A surety bond is a written legal agreement between the government, the permittee and a Surety Company which is registered to do business in British Columbia under the Financial Institutions Act or the Insurance Act. Under the terms of the surety bond, the surety agrees to pay the government (the claimant) if the permittee fails to fulfill its obligations to the government (under the waste management permit). The surety bond is intended to guarantee that, in the event that the permittee fails to comply with the terms and conditions of the permit, the surety will undertake required work, or pay the government for costs incurred. The bond is brought into force by the payment of a fee by the permittee to the surety.

It should be noted that not all companies are bondable (especially small companies) nor are surety bonds available to companies who will be exposed to environmental risks.

Surety bonds, though acceptable, are the least preferred form of security.

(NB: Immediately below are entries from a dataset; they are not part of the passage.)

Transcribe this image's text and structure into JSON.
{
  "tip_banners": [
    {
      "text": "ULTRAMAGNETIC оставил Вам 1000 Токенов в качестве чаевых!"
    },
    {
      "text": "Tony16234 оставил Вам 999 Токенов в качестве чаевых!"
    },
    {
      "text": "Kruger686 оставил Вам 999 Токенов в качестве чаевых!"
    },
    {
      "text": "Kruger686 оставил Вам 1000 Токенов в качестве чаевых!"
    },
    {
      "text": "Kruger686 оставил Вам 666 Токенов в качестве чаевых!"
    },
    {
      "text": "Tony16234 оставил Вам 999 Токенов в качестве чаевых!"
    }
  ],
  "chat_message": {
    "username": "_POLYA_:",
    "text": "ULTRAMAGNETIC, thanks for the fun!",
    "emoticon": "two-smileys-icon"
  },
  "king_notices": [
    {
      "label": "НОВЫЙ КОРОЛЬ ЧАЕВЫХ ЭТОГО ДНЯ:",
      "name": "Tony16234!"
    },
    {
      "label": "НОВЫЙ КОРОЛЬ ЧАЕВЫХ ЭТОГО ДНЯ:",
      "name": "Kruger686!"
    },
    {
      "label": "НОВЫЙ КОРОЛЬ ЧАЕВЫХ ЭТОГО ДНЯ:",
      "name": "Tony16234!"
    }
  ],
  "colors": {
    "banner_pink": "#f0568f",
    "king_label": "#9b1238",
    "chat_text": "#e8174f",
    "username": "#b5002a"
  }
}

The ministry advises that, where possible, surety bonds should be avoided in favour of other forms of security.

The following forms of security deposits are not acceptable to the ministry:

    • bearer bonds and notes (are non-registered forms of negotiable securities);
    • Canada Savings Bonds (cannot be assigned from the purchaser to the ministry);
    • certified cheques (only guarantee that funds are available at time of certification); and
    • assignable bonds and notes not accompanied by a power of attorney (without power of attorney to transfer securities, the ministry would have no authority to redeem these).